Is a second revolution in corporate accountability on environmental issues on its way?

By Jane Byrne contact

- Last updated on GMT

© GettyImages/DIPA
© GettyImages/DIPA

Related tags: shareholders, investors, Palm oil, deforestation

Investors would seem to be finally taking deforestation and climate change seriously, say environmental campaigners, Mighty Earth.

They say a second revolution in corporate accountability might be on its way.

Traditionally, explains Mighty Earth, institutional investors that “have a conscience”​ file shareholder resolutions with companies as a way to draw attention to an issue or negotiate a voluntary agreement for improvement. If it goes to a vote, victory is considered 20 or 25% of votes cast by shareholders, said the not-for-profit group.

However, earlier this month the campaigners noted a new development, when the shareholders of Procter & Gamble voted on a resolution filed by Green Century Capital Management, and supported by the Natural Resources Defense Council (NRDC), Stand.Earth, and others, calling on the company to issue a report on how it can increase the scale, pace, and rigor of its efforts to stop destruction of intact forests.

“P&G’s management urged its shareholders to reject the resolution - but a whopping 67% supported it. It is an almost unheard-of result that means that some of the world’s largest investors backed this action.

“It could mean that investors are finally taking deforestation and climate change seriously, ready to force action... We hope other companies take notice,” ​commented Mighty Earth.

The P&G shareholders called on the company to assess and disclose the impact it has on forests, rather than to immediately halt any activity.

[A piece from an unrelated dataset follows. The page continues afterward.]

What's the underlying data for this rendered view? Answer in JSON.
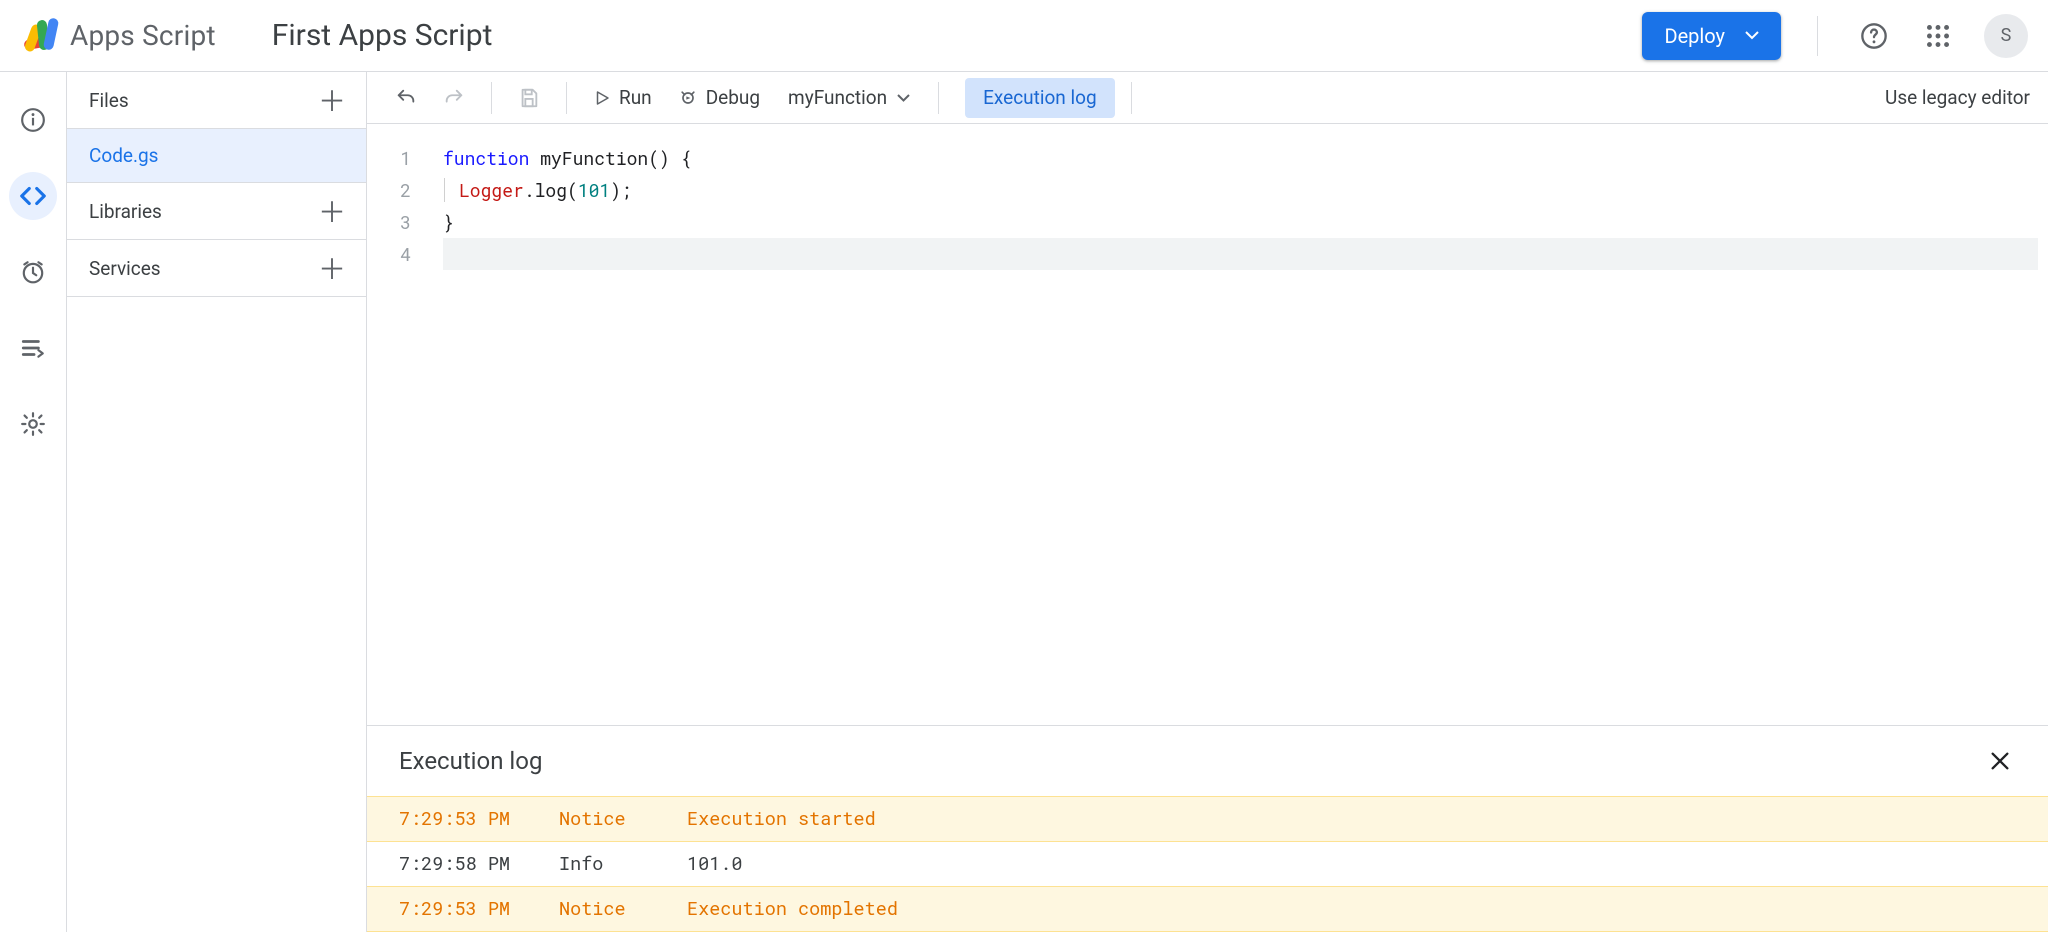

P&G’s sourcing and labor practices in the boreal forest of Canada, which helps absorb carbon and is home to diverse wildlife, have been called into question. P&G is the largest purchaser of boreal pulp for tissue in the US. Critical attention has also been on tropical forests in Malaysia and Indonesia, where the company sources some of its palm oil and fiber.

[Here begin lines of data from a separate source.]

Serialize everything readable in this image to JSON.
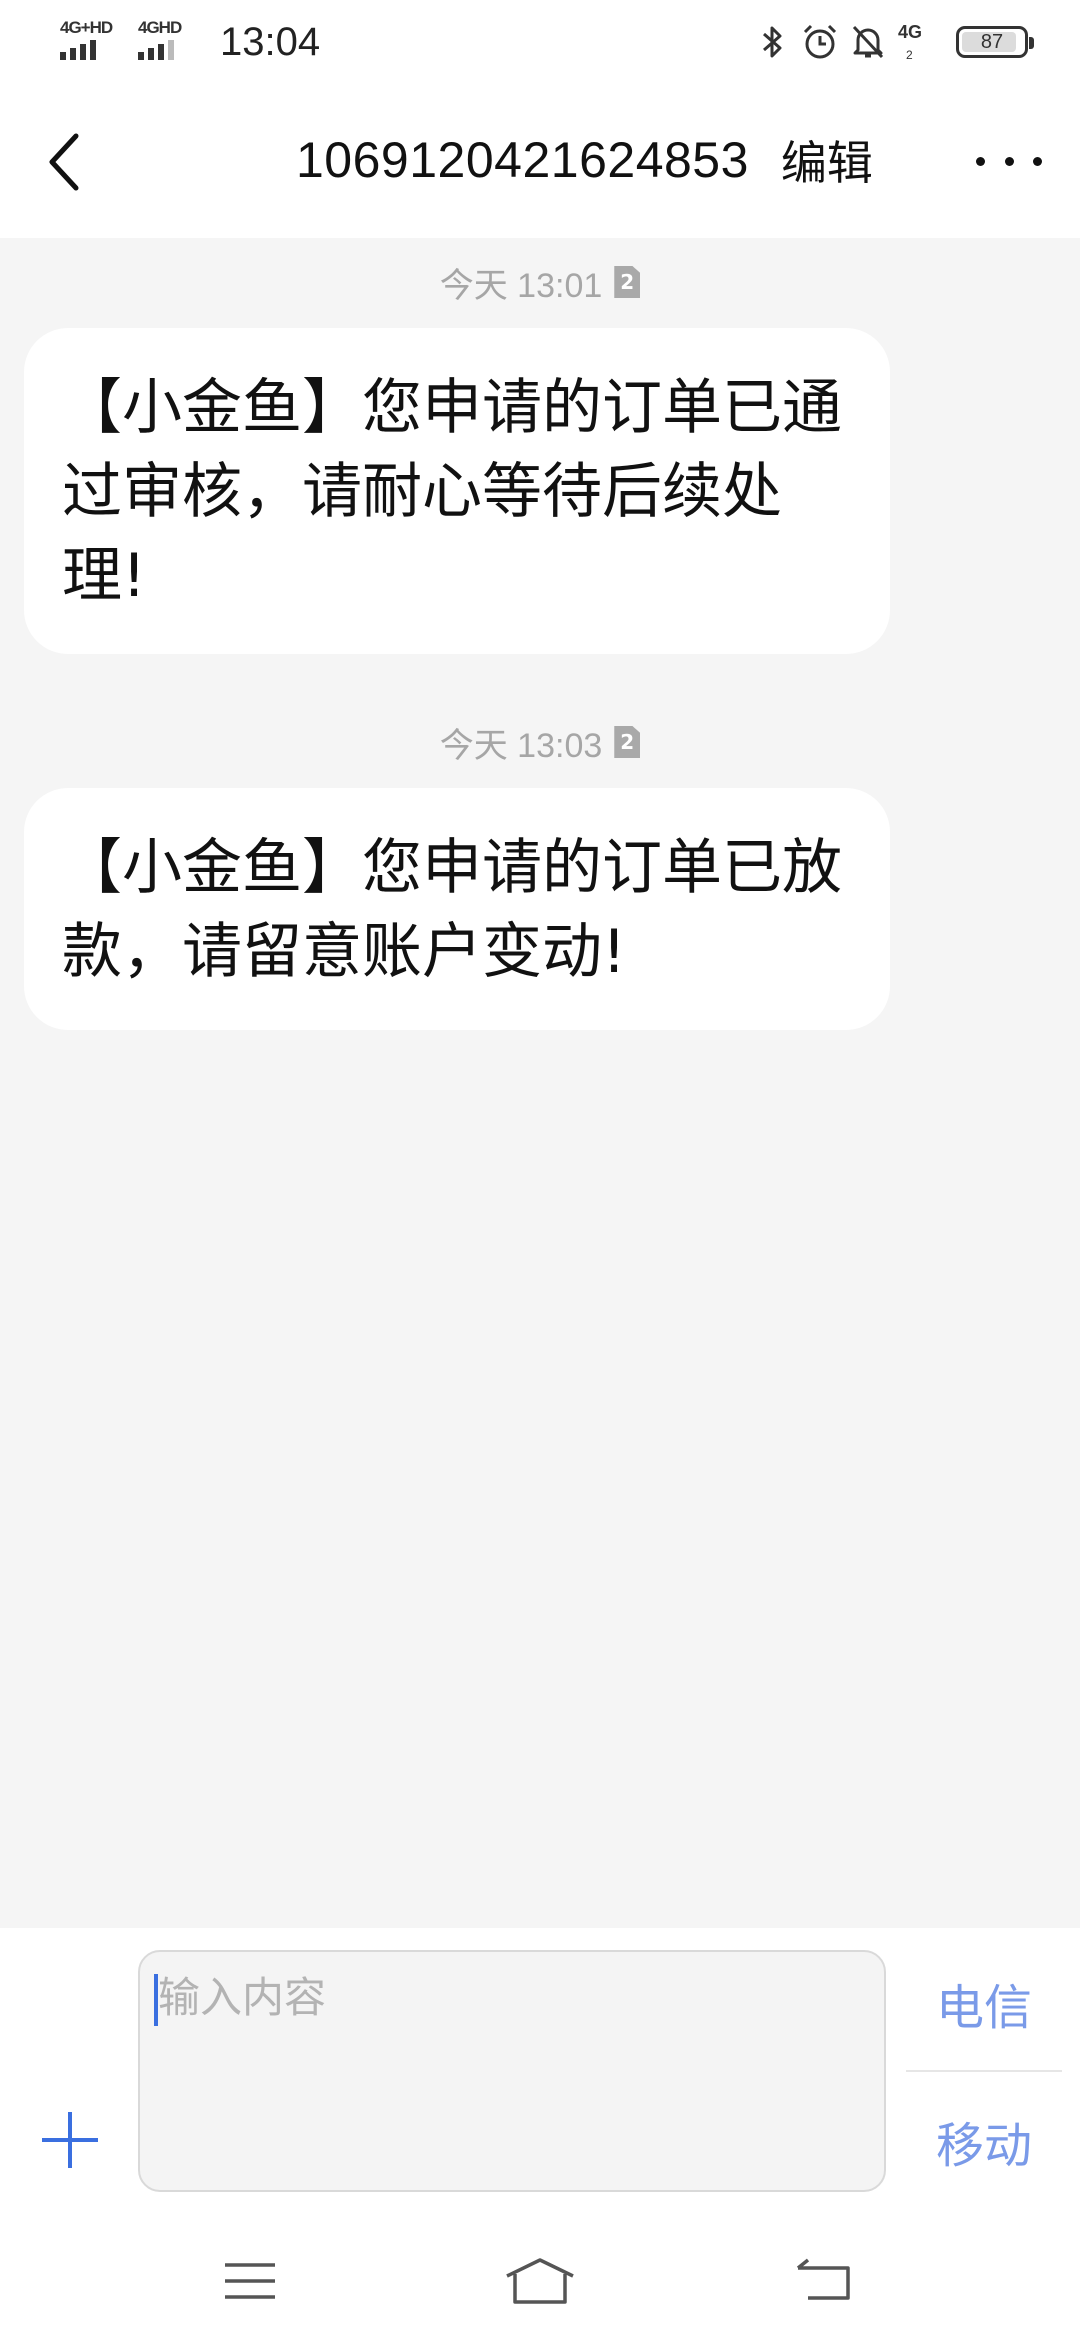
{
  "status_bar": {
    "network_1": "4G+HD",
    "network_2": "4GHD",
    "time": "13:04",
    "network_small": "4G",
    "network_small_sub": "2",
    "battery": "87",
    "icons": [
      "bluetooth-icon",
      "alarm-icon",
      "mute-icon"
    ]
  },
  "header": {
    "title": "1069120421624853",
    "edit_label": "编辑",
    "back_icon": "chevron-left-icon",
    "more_icon": "more-dots-icon"
  },
  "messages": [
    {
      "timestamp": "今天 13:01",
      "sim": "2",
      "text": "【小金鱼】您申请的订单已通过审核，请耐心等待后续处理!"
    },
    {
      "timestamp": "今天 13:03",
      "sim": "2",
      "text": "【小金鱼】您申请的订单已放款，请留意账户变动!"
    }
  ],
  "composer": {
    "placeholder": "输入内容",
    "sim_options": [
      "电信",
      "移动"
    ],
    "add_icon": "plus-icon",
    "accent_color": "#3a6fe0"
  },
  "nav_bar": {
    "icons": [
      "menu-icon",
      "home-icon",
      "back-nav-icon"
    ]
  }
}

A recent investor brief​ released by NRDC and others set out to outline the alleged financial risks posed by P&G’s current sourcing.

Prior to the vote, P&G CEO, David Taylor, defended the company’s practices, saying the company is “a leader not a laggard”​ on sustainability, reported Bloomberg.

Green power

Green Century Capital Management is the only mutual fund company in the US wholly owned by environmental and public health nonprofit organizations.

After the vote, its shareholder advocate, Jessye Waxman, remarked: “As consumer preferences, social license, and the state of our environment evolve, it is imperative that companies adopt comprehensive and ambitious commitments to reduce their environmental impacts.”

In February this year, Green Century withdrew a shareholder proposal with Tyson Foods, the second largest meat processor in the world, after the company publicly revealed its commitment and existing plans to develop and implement a no-deforestation policy.

In the withdrawal agreement, Tyson publicly committed to developing and implementing a forest policy that addresses ‘No Deforestation, No Peat, No Exploitation (NDPE).’ It also agreed to establish supplier monitoring and engagement policies. To alleviate investor concerns about transparency, the meat processor also agreed to improve its reporting on the traceability and sustainability of forest-risk commodities in its global supply chain.

In December 2019, Green Century also called for the continuation of the Amazon Soy Moratorium,  and earlier that year it collaborated with Aramark, one of the world’s largest food service companies, to develop a robust no-deforestation policy that will cover its entire global supply chain and include legal deforestation.

Finally, last year saw the fund convince Kroger, the largest grocery chain in the US, to develop and implement a no-deforestation policy for its private label products.